What can be done with this? Primarily, we should design studies that are able to test theories. We should design studies that are publishable no matter what the result is. An ideal study would therefore test opposing predictions of different theories. “But wait, Štěpán, theories in psychology don’t give clear predictions!”, you might disagree if you felt brave enough to try to pronounce my name. Unfortunately, you would be right. The problem lies a bit deeper. Theories in psychology are usually very vaguely defined. It would therefore also help if psychological theories actually tried to make some strong predictions.

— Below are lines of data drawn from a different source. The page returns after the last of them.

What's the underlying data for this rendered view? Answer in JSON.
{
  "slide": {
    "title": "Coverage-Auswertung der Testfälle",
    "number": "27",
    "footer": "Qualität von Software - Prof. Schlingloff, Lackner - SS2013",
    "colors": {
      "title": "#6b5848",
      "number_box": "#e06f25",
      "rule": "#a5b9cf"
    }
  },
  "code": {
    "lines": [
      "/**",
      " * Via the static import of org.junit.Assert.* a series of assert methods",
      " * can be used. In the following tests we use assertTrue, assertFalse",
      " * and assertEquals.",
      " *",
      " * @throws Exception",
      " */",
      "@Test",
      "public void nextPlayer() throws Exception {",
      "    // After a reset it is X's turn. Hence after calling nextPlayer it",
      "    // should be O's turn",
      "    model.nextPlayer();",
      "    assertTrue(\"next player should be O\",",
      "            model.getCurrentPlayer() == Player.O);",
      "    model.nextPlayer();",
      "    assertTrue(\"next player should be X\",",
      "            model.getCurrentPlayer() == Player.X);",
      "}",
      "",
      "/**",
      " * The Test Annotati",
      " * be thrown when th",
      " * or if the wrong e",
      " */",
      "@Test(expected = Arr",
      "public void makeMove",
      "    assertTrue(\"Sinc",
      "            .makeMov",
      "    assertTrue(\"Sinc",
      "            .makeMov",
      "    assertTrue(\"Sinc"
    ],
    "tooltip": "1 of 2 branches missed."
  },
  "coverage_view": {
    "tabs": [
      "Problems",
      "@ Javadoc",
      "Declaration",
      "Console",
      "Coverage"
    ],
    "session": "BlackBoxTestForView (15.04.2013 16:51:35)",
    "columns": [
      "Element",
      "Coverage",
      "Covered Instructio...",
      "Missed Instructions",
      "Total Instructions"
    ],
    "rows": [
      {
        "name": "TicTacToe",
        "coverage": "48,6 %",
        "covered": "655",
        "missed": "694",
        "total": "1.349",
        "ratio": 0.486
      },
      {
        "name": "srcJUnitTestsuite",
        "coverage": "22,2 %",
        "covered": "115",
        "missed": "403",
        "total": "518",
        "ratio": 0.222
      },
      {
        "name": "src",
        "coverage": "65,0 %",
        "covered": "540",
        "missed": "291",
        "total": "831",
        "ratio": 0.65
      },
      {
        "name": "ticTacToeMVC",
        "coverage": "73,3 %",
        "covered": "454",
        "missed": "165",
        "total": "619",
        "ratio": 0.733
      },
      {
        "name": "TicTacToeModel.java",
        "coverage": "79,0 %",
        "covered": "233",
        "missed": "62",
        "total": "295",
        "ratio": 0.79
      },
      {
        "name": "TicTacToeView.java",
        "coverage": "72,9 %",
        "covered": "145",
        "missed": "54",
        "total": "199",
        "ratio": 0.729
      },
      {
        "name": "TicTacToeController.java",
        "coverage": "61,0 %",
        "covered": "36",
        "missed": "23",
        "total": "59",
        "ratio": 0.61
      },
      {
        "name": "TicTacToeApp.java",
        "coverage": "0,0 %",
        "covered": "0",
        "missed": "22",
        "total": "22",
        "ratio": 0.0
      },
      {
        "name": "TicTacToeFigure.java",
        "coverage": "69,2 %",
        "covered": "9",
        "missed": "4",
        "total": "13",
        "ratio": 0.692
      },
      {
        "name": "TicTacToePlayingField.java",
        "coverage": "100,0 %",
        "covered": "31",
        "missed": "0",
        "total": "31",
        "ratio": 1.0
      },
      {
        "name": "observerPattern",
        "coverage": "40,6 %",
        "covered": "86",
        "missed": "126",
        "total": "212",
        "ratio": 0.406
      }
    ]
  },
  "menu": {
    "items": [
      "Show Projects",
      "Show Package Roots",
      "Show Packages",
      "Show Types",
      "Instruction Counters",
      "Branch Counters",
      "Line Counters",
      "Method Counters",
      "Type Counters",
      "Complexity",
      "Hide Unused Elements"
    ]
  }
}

Note: The idea presented here is related to the difference between conceptual and direct replications. A conceptual replication is often intended to verify a hypothesis. If it finds a null effect, our perception of the original study does not change that much as if the replication was direct. Direct replications are usually better suited to falsify hypotheses. Conceptual replications are important and they may be more valuable than direct replications under certain conditions. However, they are more likely to be associated with publication bias. A null effect found in a conceptual replication is often not really informative, and it is therefore more likely to stay in the file drawer.